Video meliora proboque, deteriora sequor.

Ovid.

La raison en est toute simple ; c’est que dans mille occasions vos préjugés, vos erreurs, vos folles opinions, s’opposent aux sages impressions de la nature ; le cœur en sent les indications promptes et sûres, et semble se rire du vain pédantisme de l’esprit qui voit faux.

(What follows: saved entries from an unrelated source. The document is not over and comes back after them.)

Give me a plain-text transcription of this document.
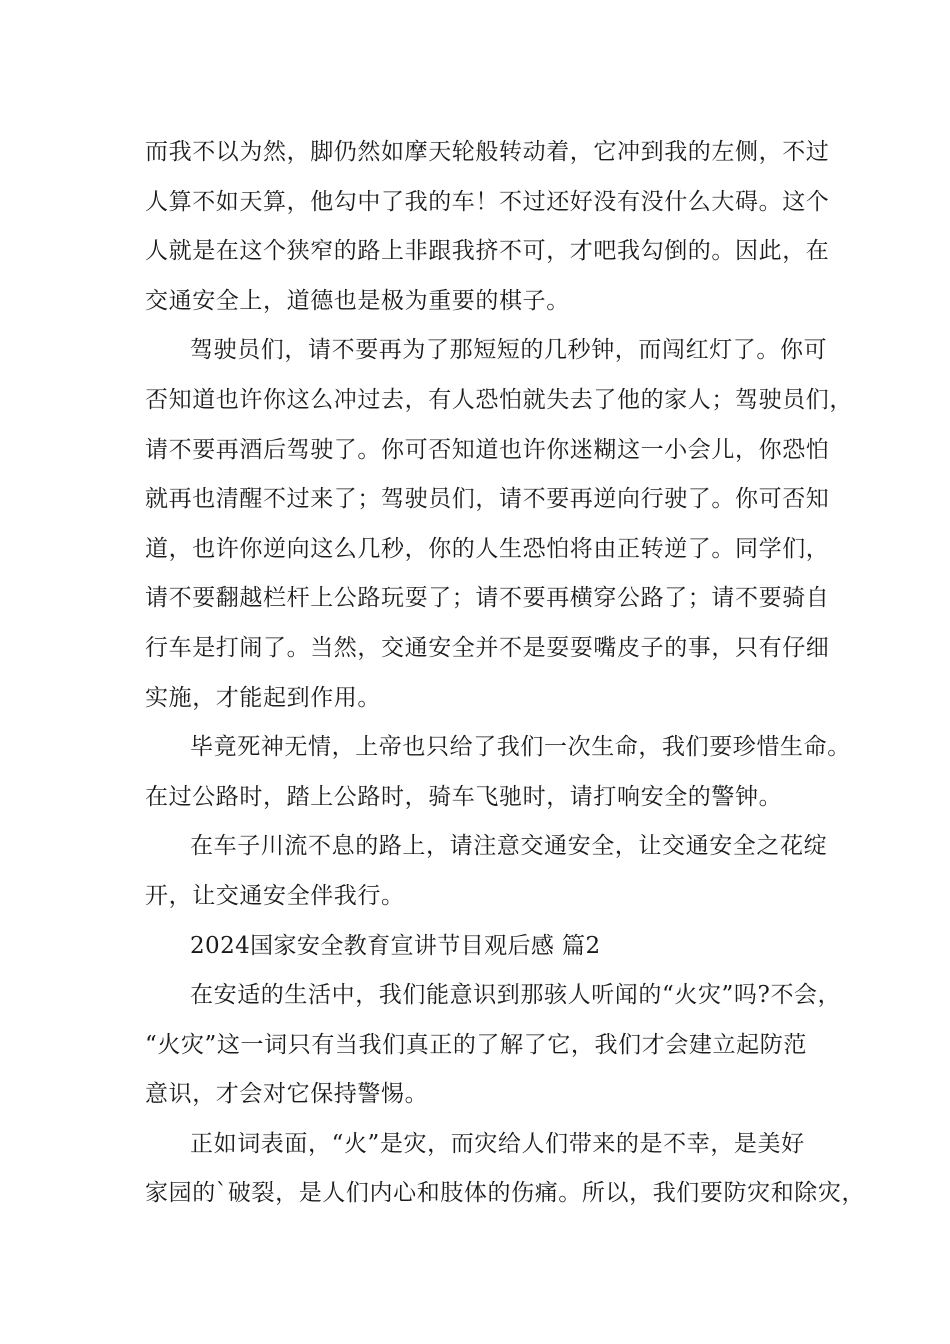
而我不以为然，脚仍然如摩天轮般转动着，它冲到我的左侧，不过
人算不如天算，他勾中了我的车！不过还好没有没什么大碍。这个
人就是在这个狭窄的路上非跟我挤不可，才吧我勾倒的。因此，在
交通安全上，道德也是极为重要的棋子。
驾驶员们，请不要再为了那短短的几秒钟，而闯红灯了。你可
否知道也许你这么冲过去，有人恐怕就失去了他的家人；驾驶员们，
请不要再酒后驾驶了。你可否知道也许你迷糊这一小会儿，你恐怕
就再也清醒不过来了；驾驶员们，请不要再逆向行驶了。你可否知
道，也许你逆向这么几秒，你的人生恐怕将由正转逆了。同学们，
请不要翻越栏杆上公路玩耍了；请不要再横穿公路了；请不要骑自
行车是打闹了。当然，交通安全并不是耍耍嘴皮子的事，只有仔细
实施，才能起到作用。
毕竟死神无情，上帝也只给了我们一次生命，我们要珍惜生命。
在过公路时，踏上公路时，骑车飞驰时，请打响安全的警钟。
在车子川流不息的路上，请注意交通安全，让交通安全之花绽
开，让交通安全伴我行。
2024国家安全教育宣讲节目观后感 篇2
在安适的生活中，我们能意识到那骇人听闻的“火灾”吗?不会，
“火灾”这一词只有当我们真正的了解了它，我们才会建立起防范
意识，才会对它保持警惕。
正如词表面，“火”是灾，而灾给人们带来的是不幸，是美好
家园的`破裂，是人们内心和肢体的伤痛。所以，我们要防灾和除灾，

Qu’on rassemble, après cela, toutes les inepties satiriques ou élégiaques que les stoïciens anciens et modernes, que les Pascal, les Malebranche, les Duguet, et quelques uns de nos meilleurs poëtes, ont débitées contre l’humaine espèce ; qu’on les examine selon nos principes, on verra que partie de ce qu’ils lui reprochent sont des puérilités, des misères, et on connaîtra du reste à quoi il tient que l’homme ne se corrige de ce dont on peut justement le blâmer ; on comprendra pourquoi ces censeurs extravaguaient si sagement, enfin comment et depuis quand,

Loin que la raison nous éclaire,
Et conduise nos actions,
Nous avons trouvé l’art d’en faire
L’orateur de nos passions.
C’est un sophiste qui nous joue,
Un vil complaisant qui se loue
À tous les fous de l’univers ;
Qui s’habillant du nom de sages,
La tiennent sans cesse à leurs gages
Pour autoriser leurs travers.

Rousseau.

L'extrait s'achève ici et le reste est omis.